It’s been an eventful week, many miles travelled across countless venues, with plenty of perch action and lots to write about. So where do I start? Let’s begin with the changing conditions and first leg of my journey.
A weather front had set in, smothering England in a cloud of conditions that predator anglers dream of. A long high-pressure front has drawn to a close, replaced by wind, cloud, rainstorms and more importantly, low air pressure. It was a sudden drop, within a day it had plummeted to the sub 1000s, and the drop continued to 990mb. These are conditions I relish for a big fish. While they sometimes take a while to adjust, a steady week could lead to a great chance at catching a giant. I crossed my fingers, hopeful the smaller stamp of fish would slow down and the big ones would feed. In these conditions it can feel dire at times, but once you get it right you’re rewarded.
I hopped in the car southbound, ready for a couple of days filming. Beforehand I had to drop by the twins’ (Rob and Sam) place in London. With a day spare, I was keen to experience some Southern perch. We arrived at the canal in darkness for our first spot of the day. As expected, in the conditions bites were few and far between. Then we found them. Sam cast a creaturebait tight to a far bank bush, hooking up to a great perch at 2lb 12oz. Moments later he was in again, an almost identical fish.
I quickly covered the area with my lure, hooking up to another solid perch. A few jagged runs later and the line went slack! It was gone. My best chance at a really big one for the day. Not disheartened after losing a fish we carried on. Trying some river sections too. All in all a great day, with some lovely perch and bonus pike. We never quite matched the morning’s action and the real monsters remained elusive, wondering if I lost it that morning.
The next morning began with a drive further South West, and later North, on a two-day video shoot for the Savage Gear UK YouTube channel. The plan, to create a series of fishing tutorials that also showcase an amazing range of lures coming later this year. To make the challenge interesting, we decided to mix things up. Instead of doing all the fishing, I was joined by Ed Betteridge from Prologic. Ed’s an accomplished carp angler with very little lure fishing experience.
Now here’s the challenge, to tutor Ed on the rigs, techniques and control needed for lure fishing, while ticking two targets off the list over two independent sessions. Target one, a PB perch or 2lber, and target two a PB Zander. Canals would be the venue of choice, and we certainly had a mammoth task ahead. After building confidence with smaller perch, Ed fished with finesse. It was time for me to take a step back.

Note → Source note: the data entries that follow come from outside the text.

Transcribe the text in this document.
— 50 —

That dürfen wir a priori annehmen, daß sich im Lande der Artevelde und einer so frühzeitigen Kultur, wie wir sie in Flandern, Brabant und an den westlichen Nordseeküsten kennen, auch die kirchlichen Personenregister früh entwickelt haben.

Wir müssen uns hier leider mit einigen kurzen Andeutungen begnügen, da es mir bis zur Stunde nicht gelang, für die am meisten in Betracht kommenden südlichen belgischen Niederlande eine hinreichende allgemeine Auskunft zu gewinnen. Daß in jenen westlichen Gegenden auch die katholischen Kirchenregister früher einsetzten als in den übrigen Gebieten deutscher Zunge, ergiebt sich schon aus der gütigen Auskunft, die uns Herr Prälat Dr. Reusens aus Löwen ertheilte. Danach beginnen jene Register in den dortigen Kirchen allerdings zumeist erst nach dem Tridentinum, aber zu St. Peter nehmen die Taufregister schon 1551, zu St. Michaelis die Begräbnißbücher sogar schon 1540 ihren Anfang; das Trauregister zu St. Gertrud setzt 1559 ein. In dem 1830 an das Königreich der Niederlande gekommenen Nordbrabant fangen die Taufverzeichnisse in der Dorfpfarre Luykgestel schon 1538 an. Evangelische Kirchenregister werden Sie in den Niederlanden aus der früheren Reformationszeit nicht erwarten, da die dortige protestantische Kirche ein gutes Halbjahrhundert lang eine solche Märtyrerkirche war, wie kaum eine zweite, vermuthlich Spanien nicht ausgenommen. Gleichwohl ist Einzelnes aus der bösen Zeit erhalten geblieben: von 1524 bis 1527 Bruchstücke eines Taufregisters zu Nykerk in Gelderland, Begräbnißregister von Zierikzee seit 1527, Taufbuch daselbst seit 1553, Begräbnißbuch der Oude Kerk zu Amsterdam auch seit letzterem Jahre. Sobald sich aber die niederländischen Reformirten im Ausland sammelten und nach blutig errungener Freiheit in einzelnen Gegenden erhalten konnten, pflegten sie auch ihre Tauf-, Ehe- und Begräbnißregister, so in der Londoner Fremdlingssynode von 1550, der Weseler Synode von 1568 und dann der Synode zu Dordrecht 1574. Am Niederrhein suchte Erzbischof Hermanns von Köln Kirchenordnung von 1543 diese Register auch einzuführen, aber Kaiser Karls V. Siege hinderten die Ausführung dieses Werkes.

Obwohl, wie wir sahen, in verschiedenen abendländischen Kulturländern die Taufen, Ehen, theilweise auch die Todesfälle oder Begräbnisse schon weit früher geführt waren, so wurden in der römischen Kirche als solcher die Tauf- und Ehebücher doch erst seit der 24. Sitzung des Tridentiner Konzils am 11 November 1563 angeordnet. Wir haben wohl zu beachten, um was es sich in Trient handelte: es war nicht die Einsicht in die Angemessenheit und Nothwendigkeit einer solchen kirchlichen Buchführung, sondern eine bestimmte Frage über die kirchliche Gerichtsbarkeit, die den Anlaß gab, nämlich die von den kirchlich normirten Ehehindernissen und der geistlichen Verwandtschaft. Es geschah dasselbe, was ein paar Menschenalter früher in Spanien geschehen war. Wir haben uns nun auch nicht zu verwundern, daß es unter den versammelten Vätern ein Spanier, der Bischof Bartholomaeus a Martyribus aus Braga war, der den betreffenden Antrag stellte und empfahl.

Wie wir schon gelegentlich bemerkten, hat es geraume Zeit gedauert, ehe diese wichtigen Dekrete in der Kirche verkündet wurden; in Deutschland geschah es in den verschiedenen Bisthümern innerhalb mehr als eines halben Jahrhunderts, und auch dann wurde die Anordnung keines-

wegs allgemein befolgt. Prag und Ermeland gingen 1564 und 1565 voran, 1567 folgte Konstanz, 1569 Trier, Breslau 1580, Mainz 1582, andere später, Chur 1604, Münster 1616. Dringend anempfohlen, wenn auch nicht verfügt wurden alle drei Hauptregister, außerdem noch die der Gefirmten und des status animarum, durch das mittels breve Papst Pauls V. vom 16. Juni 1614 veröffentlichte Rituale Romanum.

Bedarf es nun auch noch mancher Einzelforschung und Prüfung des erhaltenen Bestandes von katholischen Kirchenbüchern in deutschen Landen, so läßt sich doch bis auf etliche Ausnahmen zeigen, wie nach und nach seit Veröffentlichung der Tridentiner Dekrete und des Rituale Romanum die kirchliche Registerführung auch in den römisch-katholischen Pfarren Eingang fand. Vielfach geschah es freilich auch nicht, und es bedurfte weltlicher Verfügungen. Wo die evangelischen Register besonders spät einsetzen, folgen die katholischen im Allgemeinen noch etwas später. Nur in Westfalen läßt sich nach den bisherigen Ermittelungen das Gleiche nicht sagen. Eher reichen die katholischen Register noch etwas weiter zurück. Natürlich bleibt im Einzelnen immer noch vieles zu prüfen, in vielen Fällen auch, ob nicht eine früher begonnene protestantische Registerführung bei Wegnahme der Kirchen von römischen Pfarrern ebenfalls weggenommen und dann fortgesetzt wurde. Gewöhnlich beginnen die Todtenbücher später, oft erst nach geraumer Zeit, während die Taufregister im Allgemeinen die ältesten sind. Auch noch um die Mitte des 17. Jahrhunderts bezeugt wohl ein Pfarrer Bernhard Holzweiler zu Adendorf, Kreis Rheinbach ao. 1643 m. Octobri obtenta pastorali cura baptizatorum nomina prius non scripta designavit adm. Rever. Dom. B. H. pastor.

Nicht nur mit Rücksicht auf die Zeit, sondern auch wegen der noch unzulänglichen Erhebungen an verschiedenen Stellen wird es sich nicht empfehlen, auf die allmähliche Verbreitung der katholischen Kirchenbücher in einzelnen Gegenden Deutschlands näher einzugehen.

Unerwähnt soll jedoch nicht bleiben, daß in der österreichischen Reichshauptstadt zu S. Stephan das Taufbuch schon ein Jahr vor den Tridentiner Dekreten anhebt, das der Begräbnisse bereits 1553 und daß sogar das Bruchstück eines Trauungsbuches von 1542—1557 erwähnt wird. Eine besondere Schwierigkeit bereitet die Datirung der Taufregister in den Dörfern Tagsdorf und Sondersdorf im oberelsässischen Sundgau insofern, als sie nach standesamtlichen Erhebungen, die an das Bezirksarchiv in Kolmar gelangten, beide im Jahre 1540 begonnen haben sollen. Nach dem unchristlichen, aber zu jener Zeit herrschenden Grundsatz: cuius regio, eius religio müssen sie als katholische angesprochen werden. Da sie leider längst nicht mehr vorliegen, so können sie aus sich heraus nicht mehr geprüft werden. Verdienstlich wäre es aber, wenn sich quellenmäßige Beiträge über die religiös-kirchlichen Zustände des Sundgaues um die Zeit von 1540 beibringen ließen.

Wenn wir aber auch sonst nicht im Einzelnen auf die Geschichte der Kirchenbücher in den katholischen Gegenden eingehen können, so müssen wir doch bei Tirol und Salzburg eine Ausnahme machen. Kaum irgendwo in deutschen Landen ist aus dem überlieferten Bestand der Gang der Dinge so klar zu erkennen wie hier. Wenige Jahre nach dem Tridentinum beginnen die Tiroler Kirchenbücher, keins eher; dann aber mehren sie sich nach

Sure enough, an hour or so later he connected to a much better fish. The rod hunched over and Ed yelled out with excitement. I sprung into action, bounding down the towpath, net at the ready. Arriving without a moment to spare as a sizeable fish thrashed at the surface, I lunged towards it. Seconds later and it was in! Kicking off what would become a great two days for Ed.

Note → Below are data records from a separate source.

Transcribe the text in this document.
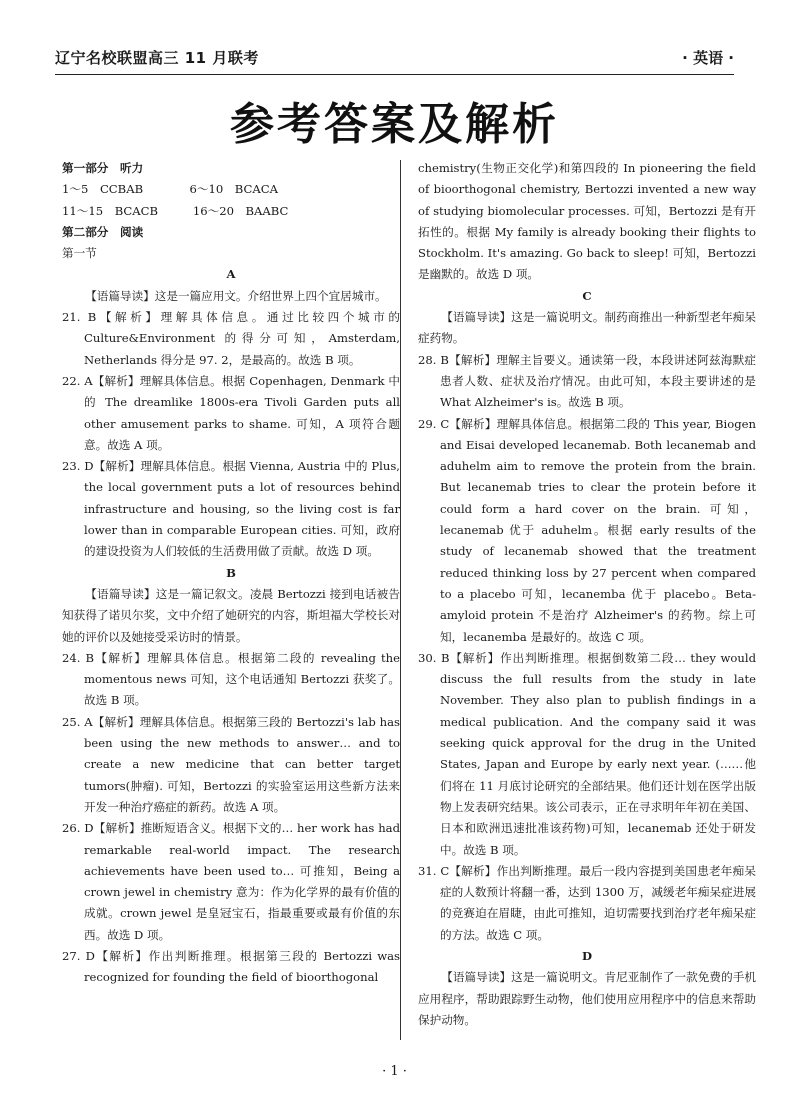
辽宁名校联盟高三 11 月联考	· 英语 ·
参考答案及解析

第一部分　听力

1～5　CCBAB　　　　6～10　BCACA

11～15　BCACB　　　16～20　BAABC

第二部分　阅读

第一节

A

【语篇导读】这是一篇应用文。介绍世界上四个宜居城市。

21. B【解析】理解具体信息。通过比较四个城市的 Culture&Environment 的得分可知，Amsterdam, Netherlands 得分是 97. 2，是最高的。故选 B 项。

22. A【解析】理解具体信息。根据 Copenhagen, Denmark 中的 The dreamlike 1800s-era Tivoli Garden puts all other amusement parks to shame. 可知，A 项符合题意。故选 A 项。

23. D【解析】理解具体信息。根据 Vienna, Austria 中的 Plus, the local government puts a lot of resources behind infrastructure and housing, so the living cost is far lower than in comparable European cities. 可知，政府的建设投资为人们较低的生活费用做了贡献。故选 D 项。

B

【语篇导读】这是一篇记叙文。凌晨 Bertozzi 接到电话被告知获得了诺贝尔奖，文中介绍了她研究的内容，斯坦福大学校长对她的评价以及她接受采访时的情景。

24. B【解析】理解具体信息。根据第二段的 revealing the momentous news 可知，这个电话通知 Bertozzi 获奖了。故选 B 项。

25. A【解析】理解具体信息。根据第三段的 Bertozzi's lab has been using the new methods to answer… and to create a new medicine that can better target tumors(肿瘤). 可知，Bertozzi 的实验室运用这些新方法来开发一种治疗癌症的新药。故选 A 项。

26. D【解析】推断短语含义。根据下文的… her work has had remarkable real-world impact. The research achievements have been used to… 可推知，Being a crown jewel in chemistry 意为：作为化学界的最有价值的成就。crown jewel 是皇冠宝石，指最重要或最有价值的东西。故选 D 项。

27. D【解析】作出判断推理。根据第三段的 Bertozzi was recognized for founding the field of bioorthogonal

chemistry(生物正交化学)和第四段的 In pioneering the field of bioorthogonal chemistry, Bertozzi invented a new way of studying biomolecular processes. 可知，Bertozzi 是有开拓性的。根据 My family is already booking their flights to Stockholm. It's amazing. Go back to sleep! 可知，Bertozzi 是幽默的。故选 D 项。

C

【语篇导读】这是一篇说明文。制药商推出一种新型老年痴呆症药物。

28. B【解析】理解主旨要义。通读第一段，本段讲述阿兹海默症患者人数、症状及治疗情况。由此可知，本段主要讲述的是 What Alzheimer's is。故选 B 项。

29. C【解析】理解具体信息。根据第二段的 This year, Biogen and Eisai developed lecanemab. Both lecanemab and aduhelm aim to remove the protein from the brain. But lecanemab tries to clear the protein before it could form a hard cover on the brain. 可知，lecanemab 优于 aduhelm。根据 early results of the study of lecanemab showed that the treatment reduced thinking loss by 27 percent when compared to a placebo 可知，lecanemba 优于 placebo。Beta-amyloid protein 不是治疗 Alzheimer's 的药物。综上可知，lecanemba 是最好的。故选 C 项。

30. B【解析】作出判断推理。根据倒数第二段… they would discuss the full results from the study in late November. They also plan to publish findings in a medical publication. And the company said it was seeking quick approval for the drug in the United States, Japan and Europe by early next year. (……他们将在 11 月底讨论研究的全部结果。他们还计划在医学出版物上发表研究结果。该公司表示，正在寻求明年年初在美国、日本和欧洲迅速批准该药物)可知，lecanemab 还处于研发中。故选 B 项。

31. C【解析】作出判断推理。最后一段内容提到美国患老年痴呆症的人数预计将翻一番，达到 1300 万，减缓老年痴呆症进展的竞赛迫在眉睫，由此可推知，迫切需要找到治疗老年痴呆症的方法。故选 C 项。

D

【语篇导读】这是一篇说明文。肯尼亚制作了一款免费的手机应用程序，帮助跟踪野生动物，他们使用应用程序中的信息来帮助保护动物。

· 1 ·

It seems fitting to write about monsters. Typing away on Halloween Eve, ghosts, ghouls, but I prefer monsters from the deep…
Keen to capitalise on the low pressure conditions I ventured out, braving the high wind, gloom, and showers. Fishing was tough, a bite here and there, with long periods of inactivity between. One return trip to the car for a fresh set of dry clothes, it was one of those days. The average stamp was great, keeping me motivated. While searching for a big perch I caught a few pike up to low doubles, and a handful of chunky perch in the pound plus range.
Time was running out. With darkness beginning to take over, the bites dried up on conventional soft plastics. I spotted a swirl around scattering fry, close to structure, and quickly rigged up with a crazy blade jig and cray trailer. I cast towards the action, unsure if this was a perch or pike, hopeful for either. The jig hit the deck and I flicked the rod tip, creating aggressive bounces, triggering the blade’s motion before pausing and letting the cray do its work. Bounce, sink, pause, repeat. Super-focused knowing a fish was in the area, it felt like an eternity as I continued my repetition.
Sink, pause, bang! A ferocious take, I set the hook hard, the fish responded by ripping several yards of line from the drag before kiting to the left. A pike? My instinct told me to take it steady, backing the drag off slightly, allowing the fish to take another short run. The head shakes began, thumping through the rod in a much more perchy style. I’ve been fooled before. Suddenly! Through failing light I caught a glimpse. The epic proportions made me uneasy, certain a four pound perch was on the end of the line. I coaxed the fish towards me, net at the ready and stomach in mouth.
It was over! I stayed silent, revelling in the moment, gaining my composure. At 48cms on the comp measure, this fish was big, amongst my longest. I was surprised when the scales only read 3lb 14oz. A crayfish away from that magical 4. One corker of a fish and my best so far this winter, a tough one to top, but there’s plenty of time yet. Watching that beauty return to the depths had ignited my perch passion, eager for the weeks ahead.